Em agosto de 2017, o fundador da comunidade Canção Nova, Monsenhor Jonas Abib, fez-me a proposta de viver uma experiência missionária em Moçambique, junto aos salesianos que estão ao norte do país, na Província de Tete. Aceitei o desafio e embarquei para África.
No ano de 2018, inserimo-nos na missão da paróquia São João Batista, na Vila de Moatize, na diocese de Tete, que conta com uma rádio comunitária. Essa paróquia possui trinta comunidades e algumas das aldeias atendidas estão a 100 km da sede. Ali desenvolvemos nossos trabalhos junto aos missionários salesianos.
Já em 2019, eu e o missionário leigo Cristian Boher nos inserimos na missão da paróquia Nossa Senhora da Conceição, na Aldeia do Zobué, na fronteira com o Malawi. Uma igreja que estava há quase 20 anos sem padre residente, recebia ajuda pastoral dos salesianos que vinham da paróquia vizinha, a 100 km.
Defrontamo-nos com muitos desafios missionários. Enfrentamos a realidade da inculturação e da adaptação em uma cultura tribal. O idioma oficial de Moçambique é o português, porém existem no país mais de 20 dialetos falados nas diversas etnias. Nas zonas rurais e aldeias não se fala o português, somente dialeto. São os desafios culturais que todos vivem ao se dispor a viver a missão ad gentes.

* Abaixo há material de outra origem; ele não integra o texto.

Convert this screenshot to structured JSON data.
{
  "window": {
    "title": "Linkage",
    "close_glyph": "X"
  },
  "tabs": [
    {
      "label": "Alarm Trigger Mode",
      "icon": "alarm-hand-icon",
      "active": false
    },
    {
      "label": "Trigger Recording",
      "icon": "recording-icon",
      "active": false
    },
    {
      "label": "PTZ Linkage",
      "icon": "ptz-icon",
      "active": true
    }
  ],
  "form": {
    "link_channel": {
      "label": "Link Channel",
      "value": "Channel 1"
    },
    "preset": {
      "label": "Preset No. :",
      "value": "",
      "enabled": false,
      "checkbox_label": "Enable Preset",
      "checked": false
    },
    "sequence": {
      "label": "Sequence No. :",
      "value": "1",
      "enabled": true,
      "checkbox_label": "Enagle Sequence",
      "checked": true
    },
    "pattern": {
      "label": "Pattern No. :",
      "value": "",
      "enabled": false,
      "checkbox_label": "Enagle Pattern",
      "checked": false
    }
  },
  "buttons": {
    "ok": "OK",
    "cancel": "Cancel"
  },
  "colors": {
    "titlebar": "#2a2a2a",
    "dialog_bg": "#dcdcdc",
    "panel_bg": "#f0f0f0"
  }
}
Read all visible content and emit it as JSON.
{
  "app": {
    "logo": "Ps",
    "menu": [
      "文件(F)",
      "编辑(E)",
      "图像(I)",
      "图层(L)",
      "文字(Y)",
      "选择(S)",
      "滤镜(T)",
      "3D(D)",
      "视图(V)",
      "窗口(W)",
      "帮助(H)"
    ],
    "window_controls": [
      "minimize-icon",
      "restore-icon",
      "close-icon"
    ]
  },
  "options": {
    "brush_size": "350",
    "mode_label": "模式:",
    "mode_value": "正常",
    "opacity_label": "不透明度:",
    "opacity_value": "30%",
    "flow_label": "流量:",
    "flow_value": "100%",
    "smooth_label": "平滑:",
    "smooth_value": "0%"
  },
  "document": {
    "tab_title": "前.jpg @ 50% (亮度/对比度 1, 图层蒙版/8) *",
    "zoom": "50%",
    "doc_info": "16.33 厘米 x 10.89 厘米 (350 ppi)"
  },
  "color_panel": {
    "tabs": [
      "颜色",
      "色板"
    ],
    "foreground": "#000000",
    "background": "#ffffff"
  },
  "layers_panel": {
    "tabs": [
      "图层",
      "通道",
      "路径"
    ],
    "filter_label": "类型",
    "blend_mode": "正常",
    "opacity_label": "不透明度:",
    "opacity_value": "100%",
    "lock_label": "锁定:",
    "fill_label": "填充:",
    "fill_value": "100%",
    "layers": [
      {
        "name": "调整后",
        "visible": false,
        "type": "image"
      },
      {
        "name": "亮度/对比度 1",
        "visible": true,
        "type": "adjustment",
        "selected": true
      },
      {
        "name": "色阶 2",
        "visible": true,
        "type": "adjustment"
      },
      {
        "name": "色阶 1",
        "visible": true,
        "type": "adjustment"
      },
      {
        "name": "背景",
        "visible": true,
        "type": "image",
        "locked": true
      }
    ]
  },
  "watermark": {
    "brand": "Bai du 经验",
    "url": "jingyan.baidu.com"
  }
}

Estamos na realidade de um país em processo de evangelização, no qual, em muitos lugares, o Evangelho não foi anunciado. Nas aldeias, muitos ainda não conhecem Jesus Cristo, e também faltam missionários. Na Diocese de Tete, oito, das 28 paróquias, estão sem padres. Em Moçambique, as religiões tradicionais são muito fortes, e nós respeitamos. É preciso entender a cultura para evangelizar sem ferir as raízes do povo. É um processo lento, que requer muita paciência.

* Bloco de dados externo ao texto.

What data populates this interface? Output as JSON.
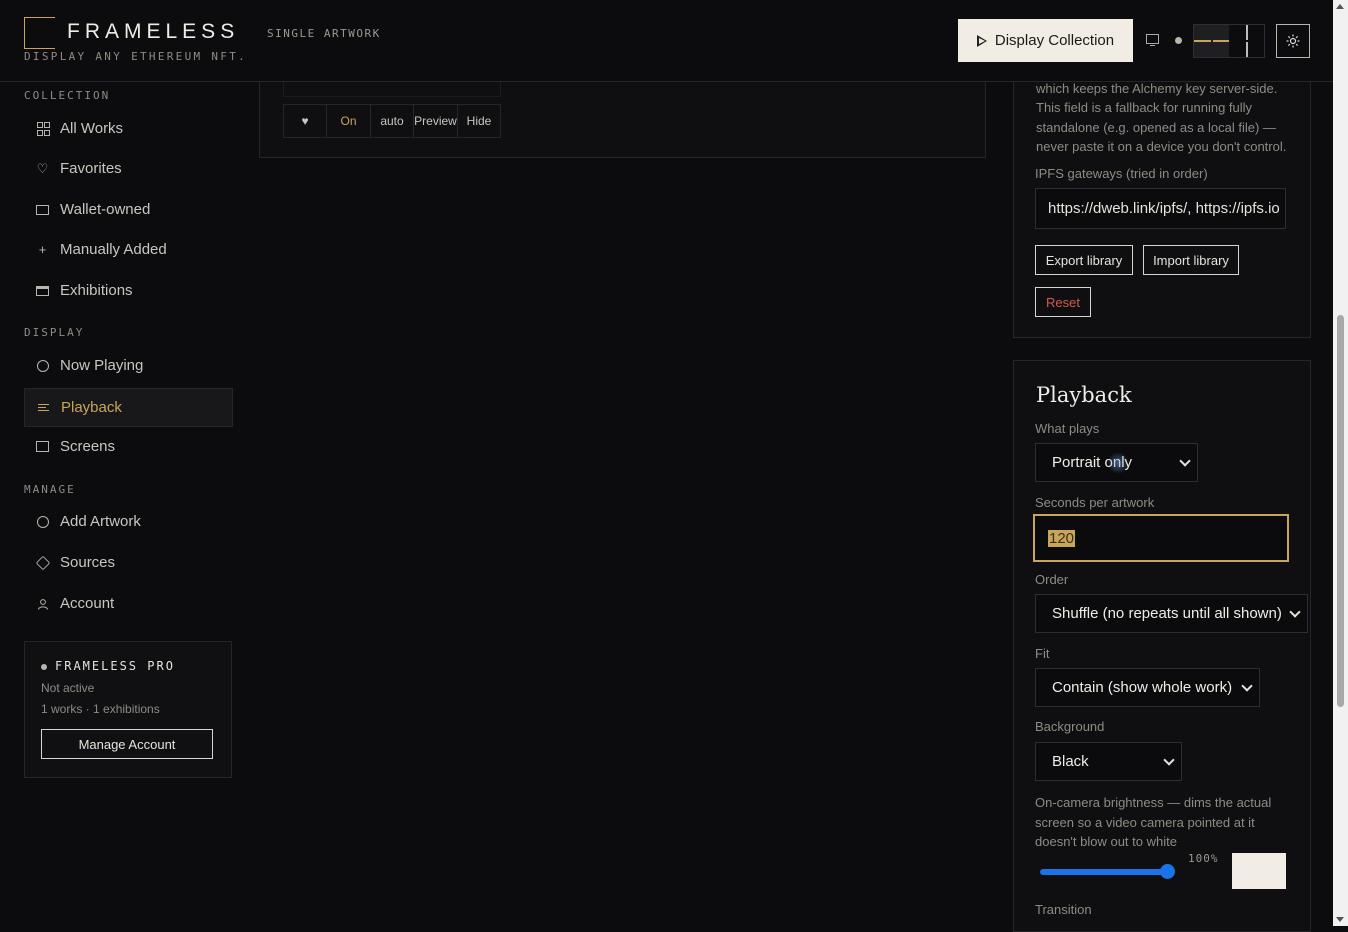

Temos também os desafios da pobreza e desigualdade social. Moçambique, apesar do desenvolvimento econômico dos últimos anos, continua a ser um dos países mais pobres do mundo. Vemos ainda muita fome e miséria, pessoas que têm apenas uma refeição por dia. Com os problemas do sistema de saúde precário, muitas pessoas morrem de malária e AIDS. São inúmeros os problemas na área da educação, escolas degradadas e falta de infraestrutura.
Ao nos depararmos com tudo isso, nos sentimos pequenos, insuficientes e incapazes. Mas, em Deus, colocamos nossa “gota d’água” nesse oceano infinito de necessidades. Temos atendido e celebrado com o povo de Deus: missas, confissões, batizados, exéquias, matrimônios; buscado orientar e formar os jovens.
Fazemos missão nas aldeias, mesmo sem falar o dialeto local. Um tradutor local nos auxilia em tudo. Quando sobra algum tempo livre, tentamos ajudar um pouco no cuidado das crianças que ficam a todo momento no quintal da casa paroquial. Recebemos mais do que damos ao povo!
Um povo pobre, porém generoso, alegre, acolhedor, que celebra tudo. O canto e a dança nos contagiam. Apesar de não entendermos o dialeto, cantam algo que parece já estar em nossa alma.
Eles nos ensinam como realmente devemos viver e celebrar cada momento, principalmente a Santa Missa. Não vi isso em nenhum lugar do mundo. Não restringem horários para Deus, por exemplo, não têm horário para terminar a missa, duas a três horas é pouco pois continuam lá louvando e cantando ao Senhor. Assim, é o povo da África!
Temos vivenciado com muita alegria os desafios desta missão que nos faz crescer humana e espiritualmente com a cultura desse povo. E assim, com a graça da Divina Providência, continuamos a cantar uma Canção Nova no continente africano.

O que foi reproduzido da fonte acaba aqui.